Gênero: documentário
Tempo: 88 min
Lançamento: 2005
Distribuidora: Copacabana Filmes
Direção: João Jardim
Um retrato sensível do universo escolar. Documentário sobre as diferentes situações que adolescentes de 14 a 17 anos, ricos e pobres, enfrentam dentro da escola: a precariedade, o preconceito, a violência e a esperança. Foram ouvidos alunos de escolas da periferia de São Paulo, Rio de Janeiro e Pernambuco e também de dois renomados colégios particulares, um de São Paulo e outro do Rio de Janeiro.
Temática geral:
O Lugar da Escola – Qual dimensão a escola ocupa na vida de estudantes e professores? Qual o significado da escola na sociedade atual? Que valor é dado ao estudo enquanto formação? O que pensam os jovens sobre a escola?

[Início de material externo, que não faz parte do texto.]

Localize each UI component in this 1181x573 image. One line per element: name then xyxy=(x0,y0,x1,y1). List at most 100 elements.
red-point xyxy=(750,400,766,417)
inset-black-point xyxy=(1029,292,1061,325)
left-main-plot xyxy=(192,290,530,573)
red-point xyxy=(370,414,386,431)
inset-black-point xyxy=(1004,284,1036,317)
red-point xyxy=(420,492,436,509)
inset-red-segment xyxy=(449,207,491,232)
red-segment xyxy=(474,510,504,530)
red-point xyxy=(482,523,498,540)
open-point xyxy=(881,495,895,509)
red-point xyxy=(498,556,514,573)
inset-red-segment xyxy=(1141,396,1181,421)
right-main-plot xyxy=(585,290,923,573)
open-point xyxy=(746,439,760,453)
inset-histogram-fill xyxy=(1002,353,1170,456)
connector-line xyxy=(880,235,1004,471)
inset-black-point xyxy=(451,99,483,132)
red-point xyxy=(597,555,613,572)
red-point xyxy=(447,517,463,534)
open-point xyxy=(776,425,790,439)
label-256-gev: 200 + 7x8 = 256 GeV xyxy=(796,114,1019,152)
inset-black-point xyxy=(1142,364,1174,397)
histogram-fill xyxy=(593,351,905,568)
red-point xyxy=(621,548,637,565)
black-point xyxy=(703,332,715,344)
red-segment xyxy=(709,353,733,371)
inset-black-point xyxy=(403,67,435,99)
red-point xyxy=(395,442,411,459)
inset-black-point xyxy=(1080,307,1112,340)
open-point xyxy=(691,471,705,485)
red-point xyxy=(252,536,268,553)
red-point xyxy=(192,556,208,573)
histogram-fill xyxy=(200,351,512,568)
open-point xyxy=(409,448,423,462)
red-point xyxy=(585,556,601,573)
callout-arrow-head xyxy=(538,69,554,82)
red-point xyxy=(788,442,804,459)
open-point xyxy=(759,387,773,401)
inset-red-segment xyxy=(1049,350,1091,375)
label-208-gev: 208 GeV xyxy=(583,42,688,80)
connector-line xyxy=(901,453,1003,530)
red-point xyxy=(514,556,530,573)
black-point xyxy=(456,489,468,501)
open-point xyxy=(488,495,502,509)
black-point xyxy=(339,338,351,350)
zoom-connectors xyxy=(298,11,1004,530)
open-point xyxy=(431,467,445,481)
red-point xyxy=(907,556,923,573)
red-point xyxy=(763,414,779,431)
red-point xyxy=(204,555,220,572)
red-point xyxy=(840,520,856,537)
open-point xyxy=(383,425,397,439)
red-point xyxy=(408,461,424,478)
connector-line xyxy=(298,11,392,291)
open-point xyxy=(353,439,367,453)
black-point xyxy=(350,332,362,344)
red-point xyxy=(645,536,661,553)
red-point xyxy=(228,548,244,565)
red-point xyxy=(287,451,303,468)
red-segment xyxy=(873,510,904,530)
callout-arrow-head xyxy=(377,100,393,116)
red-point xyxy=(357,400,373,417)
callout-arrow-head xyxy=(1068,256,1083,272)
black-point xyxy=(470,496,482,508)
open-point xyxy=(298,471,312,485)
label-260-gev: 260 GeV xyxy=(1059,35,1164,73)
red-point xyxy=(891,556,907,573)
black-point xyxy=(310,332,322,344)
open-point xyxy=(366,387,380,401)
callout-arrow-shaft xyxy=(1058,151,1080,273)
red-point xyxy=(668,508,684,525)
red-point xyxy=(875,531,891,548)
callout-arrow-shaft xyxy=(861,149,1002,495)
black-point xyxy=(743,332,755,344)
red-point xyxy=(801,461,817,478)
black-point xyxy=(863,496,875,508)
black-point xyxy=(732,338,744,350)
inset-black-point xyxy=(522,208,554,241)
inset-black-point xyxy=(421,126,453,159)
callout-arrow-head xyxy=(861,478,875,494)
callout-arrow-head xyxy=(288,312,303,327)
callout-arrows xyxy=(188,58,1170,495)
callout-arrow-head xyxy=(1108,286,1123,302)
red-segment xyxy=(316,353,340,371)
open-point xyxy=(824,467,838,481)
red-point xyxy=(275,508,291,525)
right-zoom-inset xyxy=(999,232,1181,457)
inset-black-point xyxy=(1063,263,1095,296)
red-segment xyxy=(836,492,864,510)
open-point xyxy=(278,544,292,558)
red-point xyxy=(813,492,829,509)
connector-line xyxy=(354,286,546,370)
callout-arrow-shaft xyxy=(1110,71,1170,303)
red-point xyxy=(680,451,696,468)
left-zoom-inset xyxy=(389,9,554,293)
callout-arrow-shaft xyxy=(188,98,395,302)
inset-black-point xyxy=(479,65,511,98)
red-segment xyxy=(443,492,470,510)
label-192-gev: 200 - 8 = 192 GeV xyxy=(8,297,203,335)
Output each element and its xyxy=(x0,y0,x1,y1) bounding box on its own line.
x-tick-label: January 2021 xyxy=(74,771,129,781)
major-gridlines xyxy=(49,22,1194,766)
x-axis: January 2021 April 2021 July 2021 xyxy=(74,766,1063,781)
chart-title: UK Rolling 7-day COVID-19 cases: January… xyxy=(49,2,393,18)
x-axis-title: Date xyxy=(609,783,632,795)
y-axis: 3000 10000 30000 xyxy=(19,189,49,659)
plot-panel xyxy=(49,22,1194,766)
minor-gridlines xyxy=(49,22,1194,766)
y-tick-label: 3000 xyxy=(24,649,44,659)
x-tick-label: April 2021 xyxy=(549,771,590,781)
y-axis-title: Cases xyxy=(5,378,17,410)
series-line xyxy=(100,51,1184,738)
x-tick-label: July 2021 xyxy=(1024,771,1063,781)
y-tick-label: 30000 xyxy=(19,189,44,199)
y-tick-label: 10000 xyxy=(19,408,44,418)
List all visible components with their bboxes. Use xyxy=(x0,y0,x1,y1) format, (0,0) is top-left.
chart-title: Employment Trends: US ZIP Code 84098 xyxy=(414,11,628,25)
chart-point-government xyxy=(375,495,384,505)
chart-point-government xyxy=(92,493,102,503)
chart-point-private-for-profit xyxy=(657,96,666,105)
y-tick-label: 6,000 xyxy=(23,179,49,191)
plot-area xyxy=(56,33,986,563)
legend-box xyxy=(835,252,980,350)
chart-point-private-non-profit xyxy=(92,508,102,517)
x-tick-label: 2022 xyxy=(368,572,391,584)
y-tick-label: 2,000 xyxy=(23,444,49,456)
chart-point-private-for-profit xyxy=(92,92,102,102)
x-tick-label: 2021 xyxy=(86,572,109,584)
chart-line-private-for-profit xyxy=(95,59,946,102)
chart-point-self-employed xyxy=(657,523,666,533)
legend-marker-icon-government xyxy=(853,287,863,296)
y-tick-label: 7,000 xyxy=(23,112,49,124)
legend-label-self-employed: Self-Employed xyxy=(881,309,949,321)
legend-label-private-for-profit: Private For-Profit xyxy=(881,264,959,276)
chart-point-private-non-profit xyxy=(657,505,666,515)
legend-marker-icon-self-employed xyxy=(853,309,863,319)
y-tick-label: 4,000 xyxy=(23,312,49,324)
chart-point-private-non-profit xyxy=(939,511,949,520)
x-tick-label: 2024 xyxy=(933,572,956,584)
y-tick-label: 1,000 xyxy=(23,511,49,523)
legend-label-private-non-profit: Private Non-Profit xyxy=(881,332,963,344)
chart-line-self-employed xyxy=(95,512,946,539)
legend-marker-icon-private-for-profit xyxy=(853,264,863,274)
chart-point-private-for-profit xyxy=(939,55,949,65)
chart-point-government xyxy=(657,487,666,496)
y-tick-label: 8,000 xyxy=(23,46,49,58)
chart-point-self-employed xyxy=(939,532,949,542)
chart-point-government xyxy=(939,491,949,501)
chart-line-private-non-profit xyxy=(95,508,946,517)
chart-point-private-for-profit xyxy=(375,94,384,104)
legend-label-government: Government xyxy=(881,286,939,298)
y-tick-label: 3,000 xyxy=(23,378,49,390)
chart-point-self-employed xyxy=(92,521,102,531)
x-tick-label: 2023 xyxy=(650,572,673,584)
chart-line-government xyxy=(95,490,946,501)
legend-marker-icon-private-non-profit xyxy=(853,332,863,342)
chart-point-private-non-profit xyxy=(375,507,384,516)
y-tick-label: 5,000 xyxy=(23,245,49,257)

Que lugar esses jovens querem ocupar no mundo?
Possíveis Desdobramentos:
Evasão escolar
Estrutura física e administrativa das escolas
O papel do Educador
Perspectivas e condições de vida
Violência e segurança nas escolas
As descobertas da adolescência: sexualidade, vocações e responsabilidades
O lugar da família
O futuro
Documentário trata de questões que preocupam o adolescente brasileiro na escola e acaba criando uma reflexão sobre a Educação e o futuro do país
Por João Carlos Sampaio
O documentário Pro Dia Nascer Feliz, de João Jardim, parte de uma perspectiva panorâmica, a de tratar sobre as questões do adolescente brasileiro na escola, para focar suas atenções em anônimos personagens, que desfilam revelações pessoais. Visões de mundo, carências, certezas e dúvidas vêm à tona, numa abordagem sincera e delicada, que evita julgar os depoentes e abre generosas frentes de observação.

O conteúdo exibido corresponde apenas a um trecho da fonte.